Has anyone been out hunting or seeing any lately ive been out a couple times with no luck been seeing a couple dogs moving around right before dark but way to far to shoot!heres a pic of the biggest one we got last year my brother got him with his shotgun.


----------



## supercanoe (Jun 12, 2006)

I've been seeing a family group out in the wide open in the afternoons. There are six pups and 1 adult usually. I think the bugs are pushing them out of the woods, and they are hanging out in a swale in the middle of a large bean field. I have permission to hunt that farm, but I just let them be.


----------



## Smallmouth Crazy (Apr 4, 2006)

Thats a very healthy looking animal(all things considered) not like most of the ones I have seen.


----------



## ronnie_everett10 (May 20, 2008)

Yes it was its pelt was almost perfect!the only thing it had wrong was it was missing a front foot probley from a trapper..


----------



## RichsFishin (Nov 4, 2007)

Last night I heard 3 different groups howling close to our farm.........Rich


----------



## T-180 (Oct 18, 2005)

The pups are starting to get out some now, so the activity is picking up around here.
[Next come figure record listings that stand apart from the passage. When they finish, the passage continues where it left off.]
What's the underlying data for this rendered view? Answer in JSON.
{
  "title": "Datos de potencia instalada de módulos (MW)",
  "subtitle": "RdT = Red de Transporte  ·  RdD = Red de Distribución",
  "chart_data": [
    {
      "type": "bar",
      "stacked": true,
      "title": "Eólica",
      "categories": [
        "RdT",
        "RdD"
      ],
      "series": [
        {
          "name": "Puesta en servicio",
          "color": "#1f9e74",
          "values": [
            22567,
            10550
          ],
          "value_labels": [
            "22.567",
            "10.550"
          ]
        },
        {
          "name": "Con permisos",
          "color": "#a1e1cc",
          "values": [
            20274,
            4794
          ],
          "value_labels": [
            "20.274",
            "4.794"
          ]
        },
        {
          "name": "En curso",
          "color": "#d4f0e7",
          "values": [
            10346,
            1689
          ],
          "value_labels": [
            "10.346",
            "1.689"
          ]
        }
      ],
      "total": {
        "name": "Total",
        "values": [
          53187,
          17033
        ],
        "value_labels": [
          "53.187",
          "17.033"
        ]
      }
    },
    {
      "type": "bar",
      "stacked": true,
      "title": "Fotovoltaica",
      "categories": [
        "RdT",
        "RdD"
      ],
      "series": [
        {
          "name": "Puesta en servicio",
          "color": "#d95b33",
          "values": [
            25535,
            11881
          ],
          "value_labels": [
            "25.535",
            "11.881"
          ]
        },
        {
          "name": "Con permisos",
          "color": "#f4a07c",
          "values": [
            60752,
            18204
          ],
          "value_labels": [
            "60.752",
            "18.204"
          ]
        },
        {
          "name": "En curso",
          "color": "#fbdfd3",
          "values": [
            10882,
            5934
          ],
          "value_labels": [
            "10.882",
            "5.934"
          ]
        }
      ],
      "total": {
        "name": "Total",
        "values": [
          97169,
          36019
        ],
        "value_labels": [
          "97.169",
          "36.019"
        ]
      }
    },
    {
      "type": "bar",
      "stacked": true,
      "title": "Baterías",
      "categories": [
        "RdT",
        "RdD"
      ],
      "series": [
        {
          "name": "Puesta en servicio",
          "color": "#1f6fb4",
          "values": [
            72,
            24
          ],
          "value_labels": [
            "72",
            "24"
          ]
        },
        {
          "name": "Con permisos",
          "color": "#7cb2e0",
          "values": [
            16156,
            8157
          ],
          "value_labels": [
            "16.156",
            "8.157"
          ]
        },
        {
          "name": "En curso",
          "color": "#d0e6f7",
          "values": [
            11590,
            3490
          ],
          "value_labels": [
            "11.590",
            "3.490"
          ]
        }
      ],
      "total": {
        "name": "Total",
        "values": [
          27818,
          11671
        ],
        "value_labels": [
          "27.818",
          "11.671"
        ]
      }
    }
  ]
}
I've been seeing quite a few right at sunrise while on my way to work. Also, now is a good time to hunt them, a few days after a hay field gets cut & they use it for hunting mice & getting the youngsters out.


----------



## ronnie_everett10 (May 20, 2008)

yeah we went out the other night and called for bout 3 hours we ended up calling in some smaller dogs and one big one none came in close enough to get shots with the shotguns.


----------



## bweisenauer (Aug 1, 2008)

In the past 2 weeks my 2 outside cats have disappeared. I'm suspecting coyotes because I can hear them at night howling. And deer hunters have seen them close to my home.


----------



## MRslippery (Aug 7, 2007)

check your PM's


----------



## coolerzfull (Oct 15, 2007)

There is a dead one laying on Rt2 at the Bumheart Rd exit.


----------